04/18/2016 05:15:20.114 --------------------------------------------------
04/18/2016 05:15:20.114
04/18/2016 05:25:06.874
04/18/2016 05:25:06.874 ------------------ Begin Request -----------------
04/18/2016 05:15:20.054 Several lines of data we want here
....
04/18/2016 05:25:06.874 --------------------------------------------------

I have not seen an update. Is the issue being investigated?
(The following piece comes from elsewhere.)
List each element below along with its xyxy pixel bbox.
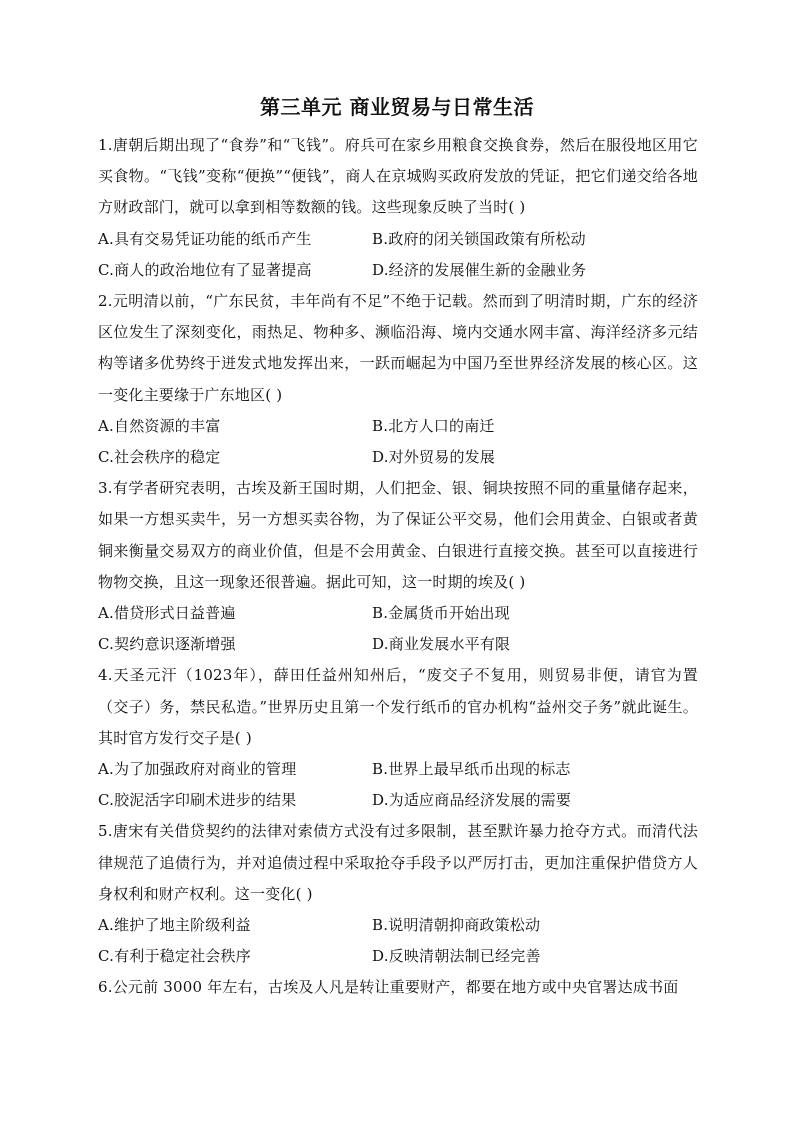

We will look into this as soon as we get the time. The way I would approach it would be to write a system test to check if I can reproduce it and then find a solution to get the system test green. So in case you have some python experience it would be very helpful to get a PR with system tests that reproduces the problem: https://github.com/elastic/beats/tree/master/filebeat/tests/system

In case you need urgent support, we also have paid subscriptions: https://www.elastic.co/subscriptions

How exactly does you log look like. How is data here we want formatted? Just assuming data here we want is just plain text without empty lines and everything else is either empty lines, ----- lines or starts with INFO=> one can build a pattern matching exactly these lines + negate + use exlucde_lines option to filter out these unwanted lines.

start-stop patterns are not supported yet and without knowing exact formatting of wanted data or if any of the mentioned patterns can not be safely filtered I have a hard time to define a workaround regex (if possible at all).